Die Band Machine Head zählt zu den populärsten Vertretern des Subgenres Groove Metal, mit dem Johannes Meyer zum Wischen auch den Stil seiner eigenen Band beschreibt. Ihm sei es wichtig, dass der Zuhörer zu der Musik in den meisten Momenten immer relativ gerade den Kopf zur Musik halten könne – also einen gewissen Groove habe, an dem er sich auch bei den krummen Takten innerhalb des Metal-Genres immer festhalten könne. Also immer in einem bestimmten Puls.

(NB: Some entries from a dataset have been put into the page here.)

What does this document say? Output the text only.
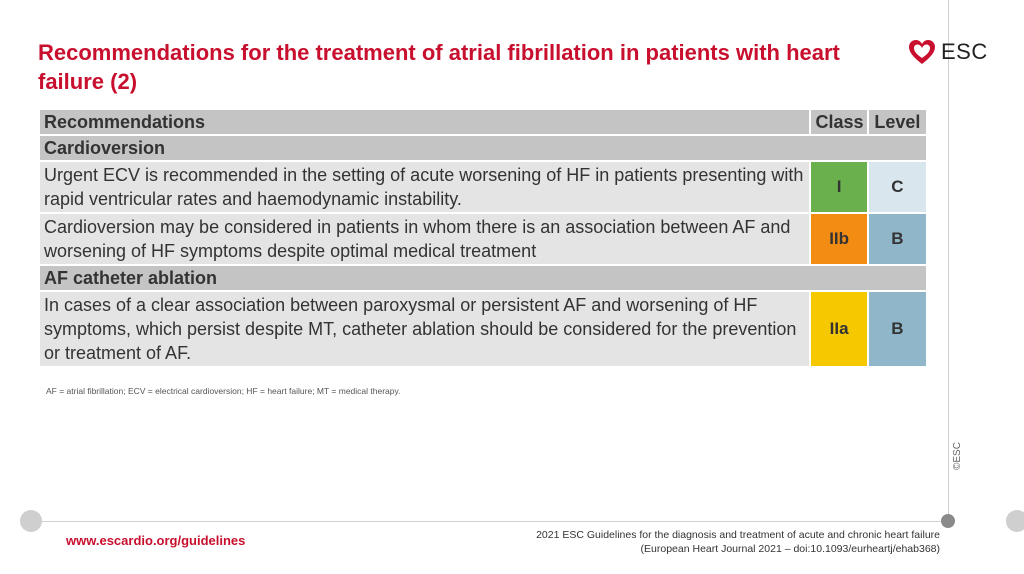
Recommendations for the treatment of atrial fibrillation in patients with heart failure (2)
ESC
Recommendations	Class	Level
Cardioversion		
Urgent ECV is recommended in the setting of acute worsening of HF in patients presenting with rapid ventricular rates and haemodynamic instability.	I	C
Cardioversion may be considered in patients in whom there is an association between AF and worsening of HF symptoms despite optimal medical treatment	IIb	B
AF catheter ablation		
In cases of a clear association between paroxysmal or persistent AF and worsening of HF symptoms, which persist despite MT, catheter ablation should be considered for the prevention or treatment of AF.	IIa	B
AF = atrial fibrillation; ECV = electrical cardioversion; HF = heart failure; MT = medical therapy.
©ESC
www.escardio.org/guidelines	2021 ESC Guidelines for the diagnosis and treatment of acute and chronic heart failure
(European Heart Journal 2021 – doi:10.1093/eurheartj/ehab368)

Johannes Meyer zum Wischen und die anderen Bandmitglieder haben sich über das Internet kennengelernt – über Foren für die Suche nach Musikern. „Es ist irgendwie abgefahren, dass es dann doch so lange hält, obwohl die Band nicht schon aus ursprünglichen Freundschaften entstanden ist“, sagt Meyer zum Wischen.

Wenn sie zusammen Songs schreiben, dann spielen sie meistens zusammen im Probenraum vor sich hin, und Meyer zum Wischen nimmt dann alles mit einem Rekorder auf, extrahiert die Ideen und schaut, ob er sie in eine musikalische Form bringen kann. Nur einmal, bei ihrem Song „Traumatized“, da sei es sogar vorgekommen, dass er das ganze Stück – mit Gesang, Schlagzeug, Gitarre und Bass – geträumt und gleich nach dem Aufwachen aufgeschrieben habe.

Die Band arbeite derzeit bereits an ihrem zweiten Album. Was das Produzieren betrifft, sagt Meyer zum Wischen, sei er ja jetzt schon bestens geübt.